While there is a growing understanding that “culture” plays a crucial role in health and development, the concept as it is invoked generally relies on very traditional definitions. Common definitions of culture in public health understand it to be “shared values, beliefs, and practices.” Note that here “culture” is used as a noun, denoting bounded groups defined by lists of traits.

What is missing from such definitions is the human element: real human beings constructing their lives in active and dynamic ways.  The traditional static definition (the most common one deployed in public health contexts today) usually portrays culture as an obstacle to health.

But we should see cultural forms as opportunities, not as obstacles, to health

A human-centered approach to health and wellbeing, should adopt contemporary understandings of culture as dynamic, future oriented, and driven by agency. We in anthropology now see culture as much more of a fluid process, a process rather than a thing. Cultural actors are always improvising, actively creating meaning out of the resources at hand.

We have also traditionally put too much emphasis on the historical determinants of culture and adherence to tradition. My view is that we should think of cultural orientations not just as not endowments but as future-oriented desires.  Arjun Appadurai defines culture as “a dialogue between aspiration and sedimented traditions.”

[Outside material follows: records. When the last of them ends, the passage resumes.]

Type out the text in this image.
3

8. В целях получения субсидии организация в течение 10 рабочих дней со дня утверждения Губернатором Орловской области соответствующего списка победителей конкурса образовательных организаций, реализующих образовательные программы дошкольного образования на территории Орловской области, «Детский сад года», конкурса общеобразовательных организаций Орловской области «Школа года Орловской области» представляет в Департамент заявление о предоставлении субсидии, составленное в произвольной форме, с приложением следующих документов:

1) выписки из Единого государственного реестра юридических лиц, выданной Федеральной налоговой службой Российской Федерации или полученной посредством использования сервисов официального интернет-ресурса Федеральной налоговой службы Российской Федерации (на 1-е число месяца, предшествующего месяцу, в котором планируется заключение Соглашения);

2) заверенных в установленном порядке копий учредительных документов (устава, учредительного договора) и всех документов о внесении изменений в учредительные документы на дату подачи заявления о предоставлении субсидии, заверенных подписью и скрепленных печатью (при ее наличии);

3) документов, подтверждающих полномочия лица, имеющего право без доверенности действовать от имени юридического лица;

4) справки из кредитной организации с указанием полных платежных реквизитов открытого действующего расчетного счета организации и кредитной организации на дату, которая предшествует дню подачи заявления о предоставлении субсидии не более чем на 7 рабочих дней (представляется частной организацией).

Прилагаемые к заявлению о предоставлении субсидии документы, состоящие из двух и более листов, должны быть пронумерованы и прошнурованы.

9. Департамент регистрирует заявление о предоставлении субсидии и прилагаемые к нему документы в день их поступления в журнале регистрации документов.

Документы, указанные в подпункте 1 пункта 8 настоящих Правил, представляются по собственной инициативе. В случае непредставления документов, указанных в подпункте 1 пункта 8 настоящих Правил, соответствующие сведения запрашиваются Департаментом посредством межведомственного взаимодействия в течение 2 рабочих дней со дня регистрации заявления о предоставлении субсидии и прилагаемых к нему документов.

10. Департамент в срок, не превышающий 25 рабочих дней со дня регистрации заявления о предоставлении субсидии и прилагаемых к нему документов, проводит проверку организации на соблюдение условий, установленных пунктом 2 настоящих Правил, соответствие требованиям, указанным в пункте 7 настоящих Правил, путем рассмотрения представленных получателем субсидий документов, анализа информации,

In this view, culture opens the door for new opportunities for engaging communities and understandings of well-being.

Wednesday, July 1, 2015

Voting for Our Better Selves; and Rules to Flourish By

Mike Pesca, in one of his artful spiels on The Gist podcast, punctures the conventional wisdom that we Americans want folksy presidential candidates, that we yearn for a leader just like us, someone we can relate to, imagine having a beer with.  While we do like candidates to be down-to-earth (perhaps echoes of our anti-monarchical national origins), Pesca convincingly argues that what we really want is not a leader like us but one who is like our better selves -- not someone who plays to our fears and prejudices but someone who can embody our virtuous aspirations.

Indeed.  As I argue in The Good Life: Aspiration, Dignity, and the Anthropology of Wellbeing, we aspire to be certain sorts of people -- a key part of our identity is not just who we are, but who we want to be. Our aspirations reflect certain sorts of values, what matters most to us in the big scheme of things. These aspirations, and our better selves, can be undermined by short-term gains and hedonic pleasures. And so we need leaders to remind us of our better selves and guide us down the often more arduous path of long-term personal and collective fulfillment.

For these same reasons, we also need rules to hep us be our better selves.  A recent RadioLab episode (Nazi Summer Camp) looked at how the U.S. treated the 500,000 or so German and Japanese POWs in U.S. camps. It turns out we treated them exceedingly well, fully following the letter and spirit of the Geneva Convention, even when we saw that the Japanese and Germans were not so scrupulous in their adherence. Significantly, we treated the U.S. citizens of Japanese descent much worse at the internment camps. As U.S. citizens, paradoxically, there were no international rules to govern their treatment, and the country showed it worse side.  Similar examples of how rules can help us be the sort of people we say we want to be can be found in Lynn Stout's excellent book Cultivating Conscience and in my book The Good Life.